Wednesday, April 04, 2012

Rare "no interstate commerce" Lanham Act case


Premier Comp Solutions, LLC v. Penn Nat. Ins. Co., 2012 WL 1038818 (W.D. Pa.)
Premier sued defendants for violations of the Lanham Act and various state-law claims.  The court dismissed the Lanham Act claim and remanded the rest.  Premier offers health-related services useful to institutions; defendants are entities that provide health insurance and related services, some of which overlap with Premier’s.  Specifically, defendant Hoover had a contract with the other defendants, PNI and Inservco to perform services similar to Premier’s.
A PNI/Inservco employee in Pennsylvania sent an email to a number of Hoover and Inservco employees about payments to Premier, suggesting that Premier was committing Medicare fraud and that the FBI was reviewing the situation, and directing them to deny payments for any billings from Premier.  The Medicare fraud/FBI statements were false.  This email was forwarded on to a number of other employees, including one who discussed it with an outside party related to the municipality of Monroeville, PA, which was wondering why Inservco had stopped paying Premier’s invoices.  The information spread telephone-style to other clients in PA, with some extra additions (e.g., that Premier’s business model was not ethical because Premier used providers that weren’t allowed under PA’s worker’s comp act). 
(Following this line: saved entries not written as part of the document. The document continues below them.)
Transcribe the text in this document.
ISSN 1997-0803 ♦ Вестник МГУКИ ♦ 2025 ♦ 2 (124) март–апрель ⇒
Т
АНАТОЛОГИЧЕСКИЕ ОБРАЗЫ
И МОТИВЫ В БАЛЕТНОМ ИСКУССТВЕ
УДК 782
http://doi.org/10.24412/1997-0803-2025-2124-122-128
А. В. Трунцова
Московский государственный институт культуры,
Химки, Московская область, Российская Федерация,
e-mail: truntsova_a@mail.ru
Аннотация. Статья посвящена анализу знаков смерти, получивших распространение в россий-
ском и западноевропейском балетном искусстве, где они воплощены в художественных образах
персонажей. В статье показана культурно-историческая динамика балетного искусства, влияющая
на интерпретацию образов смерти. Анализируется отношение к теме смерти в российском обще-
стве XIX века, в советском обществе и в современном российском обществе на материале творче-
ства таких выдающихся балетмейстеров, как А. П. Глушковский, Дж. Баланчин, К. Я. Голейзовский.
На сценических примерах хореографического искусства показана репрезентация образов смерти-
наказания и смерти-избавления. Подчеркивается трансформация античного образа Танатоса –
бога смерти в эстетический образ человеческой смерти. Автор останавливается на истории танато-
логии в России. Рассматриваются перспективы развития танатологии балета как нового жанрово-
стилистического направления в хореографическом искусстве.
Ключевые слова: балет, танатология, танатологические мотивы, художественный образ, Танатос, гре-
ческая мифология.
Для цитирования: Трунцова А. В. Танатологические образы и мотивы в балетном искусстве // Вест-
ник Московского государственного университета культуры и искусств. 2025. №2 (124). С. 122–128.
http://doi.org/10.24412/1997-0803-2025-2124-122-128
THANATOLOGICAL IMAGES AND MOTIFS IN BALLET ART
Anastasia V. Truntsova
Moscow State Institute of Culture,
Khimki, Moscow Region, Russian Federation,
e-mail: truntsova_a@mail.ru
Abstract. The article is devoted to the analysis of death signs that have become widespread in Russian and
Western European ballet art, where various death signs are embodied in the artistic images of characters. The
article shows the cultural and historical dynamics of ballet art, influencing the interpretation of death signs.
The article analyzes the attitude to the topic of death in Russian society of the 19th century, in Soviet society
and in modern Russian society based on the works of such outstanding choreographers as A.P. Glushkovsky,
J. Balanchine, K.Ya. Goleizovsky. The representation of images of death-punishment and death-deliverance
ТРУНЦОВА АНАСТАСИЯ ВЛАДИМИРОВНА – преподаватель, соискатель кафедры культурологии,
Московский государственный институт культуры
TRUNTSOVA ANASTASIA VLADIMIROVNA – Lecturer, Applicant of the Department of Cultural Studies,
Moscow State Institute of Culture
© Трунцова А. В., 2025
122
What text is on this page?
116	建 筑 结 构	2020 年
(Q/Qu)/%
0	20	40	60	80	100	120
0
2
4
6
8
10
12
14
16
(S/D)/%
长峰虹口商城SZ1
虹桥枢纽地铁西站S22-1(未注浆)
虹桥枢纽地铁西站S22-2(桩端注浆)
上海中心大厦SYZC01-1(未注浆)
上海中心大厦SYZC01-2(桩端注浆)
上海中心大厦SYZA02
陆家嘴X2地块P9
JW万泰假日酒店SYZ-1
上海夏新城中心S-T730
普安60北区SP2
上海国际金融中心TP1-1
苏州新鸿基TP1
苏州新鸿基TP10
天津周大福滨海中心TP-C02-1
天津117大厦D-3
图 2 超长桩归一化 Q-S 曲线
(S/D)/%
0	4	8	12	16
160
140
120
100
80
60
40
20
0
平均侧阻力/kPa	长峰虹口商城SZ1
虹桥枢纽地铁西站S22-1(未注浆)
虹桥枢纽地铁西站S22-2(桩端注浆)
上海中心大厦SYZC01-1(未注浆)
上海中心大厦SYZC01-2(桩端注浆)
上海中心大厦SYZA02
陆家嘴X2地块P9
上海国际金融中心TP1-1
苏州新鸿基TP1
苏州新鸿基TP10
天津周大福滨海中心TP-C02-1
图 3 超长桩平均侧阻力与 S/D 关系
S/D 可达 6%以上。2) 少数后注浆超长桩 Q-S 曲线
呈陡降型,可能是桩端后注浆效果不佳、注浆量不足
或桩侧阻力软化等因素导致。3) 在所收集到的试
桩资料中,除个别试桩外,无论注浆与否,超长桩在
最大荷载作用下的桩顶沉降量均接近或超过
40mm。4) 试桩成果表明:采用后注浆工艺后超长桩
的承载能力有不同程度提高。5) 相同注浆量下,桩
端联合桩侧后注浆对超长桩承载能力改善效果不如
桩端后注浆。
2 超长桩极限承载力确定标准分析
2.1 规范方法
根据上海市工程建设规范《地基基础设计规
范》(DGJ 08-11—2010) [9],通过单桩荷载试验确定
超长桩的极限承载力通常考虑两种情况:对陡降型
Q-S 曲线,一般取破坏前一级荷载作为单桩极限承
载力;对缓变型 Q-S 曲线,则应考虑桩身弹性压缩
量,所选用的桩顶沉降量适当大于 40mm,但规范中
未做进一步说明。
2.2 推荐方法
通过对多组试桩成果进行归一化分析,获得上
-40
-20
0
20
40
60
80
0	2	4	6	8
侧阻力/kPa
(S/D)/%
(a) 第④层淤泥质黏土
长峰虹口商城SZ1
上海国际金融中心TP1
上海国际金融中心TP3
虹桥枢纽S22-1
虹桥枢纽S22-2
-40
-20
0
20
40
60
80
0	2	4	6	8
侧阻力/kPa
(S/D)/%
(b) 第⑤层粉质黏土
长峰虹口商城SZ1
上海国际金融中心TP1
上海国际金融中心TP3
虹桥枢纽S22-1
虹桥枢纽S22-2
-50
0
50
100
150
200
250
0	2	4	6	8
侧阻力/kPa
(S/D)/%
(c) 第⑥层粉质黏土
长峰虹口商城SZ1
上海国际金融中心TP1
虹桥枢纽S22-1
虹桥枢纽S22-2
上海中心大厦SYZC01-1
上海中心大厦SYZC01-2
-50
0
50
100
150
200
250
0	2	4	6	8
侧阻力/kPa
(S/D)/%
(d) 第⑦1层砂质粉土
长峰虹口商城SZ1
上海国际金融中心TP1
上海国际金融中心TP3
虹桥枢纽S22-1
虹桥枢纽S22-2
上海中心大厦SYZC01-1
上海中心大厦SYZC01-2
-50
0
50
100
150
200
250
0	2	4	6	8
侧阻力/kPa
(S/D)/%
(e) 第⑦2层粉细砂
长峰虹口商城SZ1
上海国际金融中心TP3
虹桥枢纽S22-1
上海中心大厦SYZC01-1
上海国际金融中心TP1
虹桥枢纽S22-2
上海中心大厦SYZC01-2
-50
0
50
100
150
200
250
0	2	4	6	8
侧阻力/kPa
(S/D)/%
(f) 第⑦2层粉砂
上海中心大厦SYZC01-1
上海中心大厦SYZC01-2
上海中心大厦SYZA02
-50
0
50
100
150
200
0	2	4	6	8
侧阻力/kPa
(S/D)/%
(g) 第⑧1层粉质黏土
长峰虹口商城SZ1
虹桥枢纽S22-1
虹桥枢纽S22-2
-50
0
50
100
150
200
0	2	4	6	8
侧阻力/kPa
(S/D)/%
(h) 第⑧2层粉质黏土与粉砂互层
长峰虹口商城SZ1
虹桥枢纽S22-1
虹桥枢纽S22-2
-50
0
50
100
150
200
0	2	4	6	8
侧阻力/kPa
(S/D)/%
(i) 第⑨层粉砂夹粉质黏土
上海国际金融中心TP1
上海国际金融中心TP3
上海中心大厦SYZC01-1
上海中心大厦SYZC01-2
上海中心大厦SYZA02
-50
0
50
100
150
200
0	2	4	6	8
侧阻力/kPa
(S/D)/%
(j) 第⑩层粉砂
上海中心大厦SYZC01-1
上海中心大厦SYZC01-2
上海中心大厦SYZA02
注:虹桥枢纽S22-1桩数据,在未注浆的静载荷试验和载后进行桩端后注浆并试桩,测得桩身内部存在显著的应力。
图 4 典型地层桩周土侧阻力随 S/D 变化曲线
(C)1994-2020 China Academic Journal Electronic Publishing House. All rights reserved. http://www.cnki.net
The court held that Premier hadn’t sufficiently shown use in commerce to avoid summary judgment.  The communications were all intrastate.  Although Premier operated outside Pennsylvania, it didn’t identify anyone outside Pennsylvania as having received the email or having been told about the misrepresentations in the email. 
Separately, summary judgment was appropriate because there was no “commercial advertising or promotion.”  The false statements were not sufficiently disseminated to the relevant purchasing public to constitute advertising or promotion within the industry.  The initial email went only to defendants’ employees, and those employees told three other people, who told a couple of other people.  In this case, the defendants’ employees to whom the email was sent were not the relevant purchasing public.  Inservco and PNI employees weren’t the employers buying insurance/worker’s comp services who’d be interested in plaintiff’s services.  The subsequent dissemination to five people wasn’t enough in light of Premier’s claims to provide services in all 50 states and its evidence that it had hundreds of current and potential clients, along with evidence that Inservco claimed 600 clients.  No reasonable jury could find sufficient dissemination.